The first point is the golden rule. Simplicity is a good thing, so any time the use of a captured variable makes your code simpler after you’ve factored in the additional inherent complexity of forcing your code’s maintainers to understand what the captured variable does, use it. You need to include that extra complexity in your considerations, that’s all—don’t just go for minimal line count.

We’ve covered a lot of ground in this section, and I’m aware that it can be hard to take in. I’ve listed the most important things to remember next, so that if you need to come back to this section later, you can jog your memory without having to read through the whole thing again:

· The variable is captured—not its value at the point of delegate instance creation.

· Captured variables have lifetimes extended to at least that of the capturing delegate.

· Multiple delegates can capture the same variable...

· ...but within loops, the same variable declaration can effectively refer to different variable “instances.”

· for loop declarations create variables that live for the duration of the loop—they’re not instantiated on each iteration. The same is true for foreach statements before C# 5.

· Extra types are created, where necessary, to hold captured variables.

· Be careful! Simple is almost always better than clever.

You’ll see more variables being captured when we look at C# 3 and its lambda expressions, but for now you may be relieved to hear that we’ve finished our rundown of the new C# 2 delegate features.

5.6. Summary

C# 2 has radically changed the ways in which delegates can be created, and in doing so it’s opened up the framework to a more functional style of programming. There are more methods in .NET 2.0 that take delegates as parameters than there were in .NET 1.0/1.1, and this trend continues in .NET 3.5. The List<T> type is the best example of this, and it’s a good test bed for checking your skills with using anonymous methods and captured variables. Programming in this way requires a slightly different mind-set—you must be able to take a step back and consider what the ultimate aim is, and whether it’s best expressed in the traditional C# manner, or whether a functional approach makes things clearer.

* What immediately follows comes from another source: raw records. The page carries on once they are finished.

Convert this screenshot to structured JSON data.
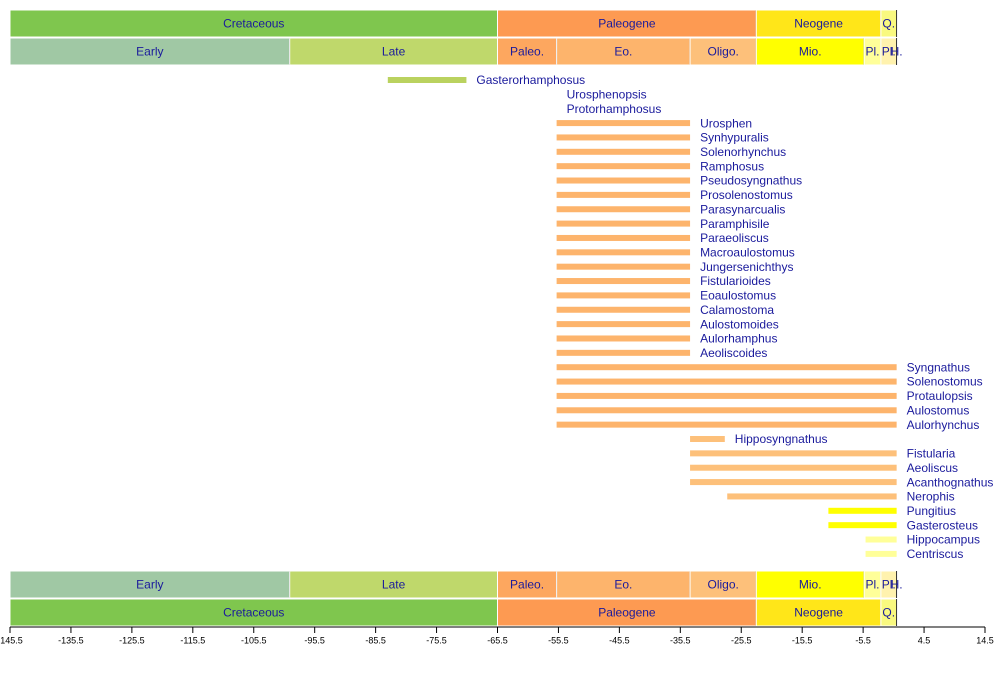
{
  "chart_data": {
    "type": "timeline",
    "xlim": [
      -145.5,
      14.5
    ],
    "xticks": [
      -145.5,
      -135.5,
      -125.5,
      -115.5,
      -105.5,
      -95.5,
      -85.5,
      -75.5,
      -65.5,
      -55.5,
      -45.5,
      -35.5,
      -25.5,
      -15.5,
      -5.5,
      4.5,
      14.5
    ],
    "periods": [
      {
        "name": "Cretaceous",
        "start": -145.5,
        "end": -65.5,
        "color": "#7fc64e"
      },
      {
        "name": "Paleogene",
        "start": -65.5,
        "end": -23.03,
        "color": "#fd9a52"
      },
      {
        "name": "Neogene",
        "start": -23.03,
        "end": -2.588,
        "color": "#ffe619"
      },
      {
        "name": "Q.",
        "start": -2.588,
        "end": 0,
        "color": "#f9f97f"
      }
    ],
    "epochs": [
      {
        "name": "Early",
        "start": -145.5,
        "end": -99.6,
        "color": "#a0c8a4"
      },
      {
        "name": "Late",
        "start": -99.6,
        "end": -65.5,
        "color": "#bfd86b"
      },
      {
        "name": "Paleo.",
        "start": -65.5,
        "end": -55.8,
        "color": "#fda75f"
      },
      {
        "name": "Eo.",
        "start": -55.8,
        "end": -33.9,
        "color": "#fdb46c"
      },
      {
        "name": "Oligo.",
        "start": -33.9,
        "end": -23.03,
        "color": "#fdc07a"
      },
      {
        "name": "Mio.",
        "start": -23.03,
        "end": -5.332,
        "color": "#ffff00"
      },
      {
        "name": "Pl.",
        "start": -5.332,
        "end": -2.588,
        "color": "#ffff99"
      },
      {
        "name": "Pl.",
        "start": -2.588,
        "end": -0.0117,
        "color": "#fff2ae"
      },
      {
        "name": "H.",
        "start": -0.0117,
        "end": 0,
        "color": "#fef2e0"
      }
    ],
    "taxa": [
      {
        "name": "Gasterorhamphosus",
        "start": -83.5,
        "end": -70.6,
        "color": "#bad25f"
      },
      {
        "name": "Urosphenopsis",
        "start": -55.8,
        "end": -55.8,
        "color": "#fdb46c"
      },
      {
        "name": "Protorhamphosus",
        "start": -55.8,
        "end": -55.8,
        "color": "#fdb46c"
      },
      {
        "name": "Urosphen",
        "start": -55.8,
        "end": -33.9,
        "color": "#fdb46c"
      },
      {
        "name": "Synhypuralis",
        "start": -55.8,
        "end": -33.9,
        "color": "#fdb46c"
      },
      {
        "name": "Solenorhynchus",
        "start": -55.8,
        "end": -33.9,
        "color": "#fdb46c"
      },
      {
        "name": "Ramphosus",
        "start": -55.8,
        "end": -33.9,
        "color": "#fdb46c"
      },
      {
        "name": "Pseudosyngnathus",
        "start": -55.8,
        "end": -33.9,
        "color": "#fdb46c"
      },
      {
        "name": "Prosolenostomus",
        "start": -55.8,
        "end": -33.9,
        "color": "#fdb46c"
      },
      {
        "name": "Parasynarcualis",
        "start": -55.8,
        "end": -33.9,
        "color": "#fdb46c"
      },
      {
        "name": "Paramphisile",
        "start": -55.8,
        "end": -33.9,
        "color": "#fdb46c"
      },
      {
        "name": "Paraeoliscus",
        "start": -55.8,
        "end": -33.9,
        "color": "#fdb46c"
      },
      {
        "name": "Macroaulostomus",
        "start": -55.8,
        "end": -33.9,
        "color": "#fdb46c"
      },
      {
        "name": "Jungersenichthys",
        "start": -55.8,
        "end": -33.9,
        "color": "#fdb46c"
      },
      {
        "name": "Fistularioides",
        "start": -55.8,
        "end": -33.9,
        "color": "#fdb46c"
      },
      {
        "name": "Eoaulostomus",
        "start": -55.8,
        "end": -33.9,
        "color": "#fdb46c"
      },
      {
        "name": "Calamostoma",
        "start": -55.8,
        "end": -33.9,
        "color": "#fdb46c"
      },
      {
        "name": "Aulostomoides",
        "start": -55.8,
        "end": -33.9,
        "color": "#fdb46c"
      },
      {
        "name": "Aulorhamphus",
        "start": -55.8,
        "end": -33.9,
        "color": "#fdb46c"
      },
      {
        "name": "Aeoliscoides",
        "start": -55.8,
        "end": -33.9,
        "color": "#fdb46c"
      },
      {
        "name": "Syngnathus",
        "start": -55.8,
        "end": 0,
        "color": "#fdb46c"
      },
      {
        "name": "Solenostomus",
        "start": -55.8,
        "end": 0,
        "color": "#fdb46c"
      },
      {
        "name": "Protaulopsis",
        "start": -55.8,
        "end": 0,
        "color": "#fdb46c"
      },
      {
        "name": "Aulostomus",
        "start": -55.8,
        "end": 0,
        "color": "#fdb46c"
      },
      {
        "name": "Aulorhynchus",
        "start": -55.8,
        "end": 0,
        "color": "#fdb46c"
      },
      {
        "name": "Hipposyngnathus",
        "start": -33.9,
        "end": -28.2,
        "color": "#fdc07a"
      },
      {
        "name": "Fistularia",
        "start": -33.9,
        "end": 0,
        "color": "#fdc07a"
      },
      {
        "name": "Aeoliscus",
        "start": -33.9,
        "end": 0,
        "color": "#fdc07a"
      },
      {
        "name": "Acanthognathus",
        "start": -33.9,
        "end": 0,
        "color": "#fdc07a"
      },
      {
        "name": "Nerophis",
        "start": -27.8,
        "end": 0,
        "color": "#fdc07a"
      },
      {
        "name": "Pungitius",
        "start": -11.2,
        "end": 0,
        "color": "#ffff00"
      },
      {
        "name": "Gasterosteus",
        "start": -11.2,
        "end": 0,
        "color": "#ffff00"
      },
      {
        "name": "Hippocampus",
        "start": -5.1,
        "end": 0,
        "color": "#ffff99"
      },
      {
        "name": "Centriscus",
        "start": -5.1,
        "end": 0,
        "color": "#ffff99"
      }
    ]
  }
}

All the changes to delegate handling are useful, but they add complexity to the language, particularly when it comes to captured variables. Closures are always tricky in terms of determining exactly how the available environment is shared, and C# is no different in this respect. The reason the concept has lasted so long, though, is that it can make code simpler to understand and more immediate. The balancing act between complexity and simplicity is always a difficult one, and it’s worth being cautious to start with. But over time you should expect to get better at working with captured variables and understanding how they behave. LINQ encourages their use even further, and a great deal of modern, idiomatic C# code uses closures frequently.

Anonymous methods aren’t the only change in C# 2 that involves the compiler creating extra types behind the scenes and doing devious things with variables that appear to be local. You’ll see a lot more of this in the next chapter, where the compiler effectively builds a whole state machine for you, in order to make it easier for you to implement iterators.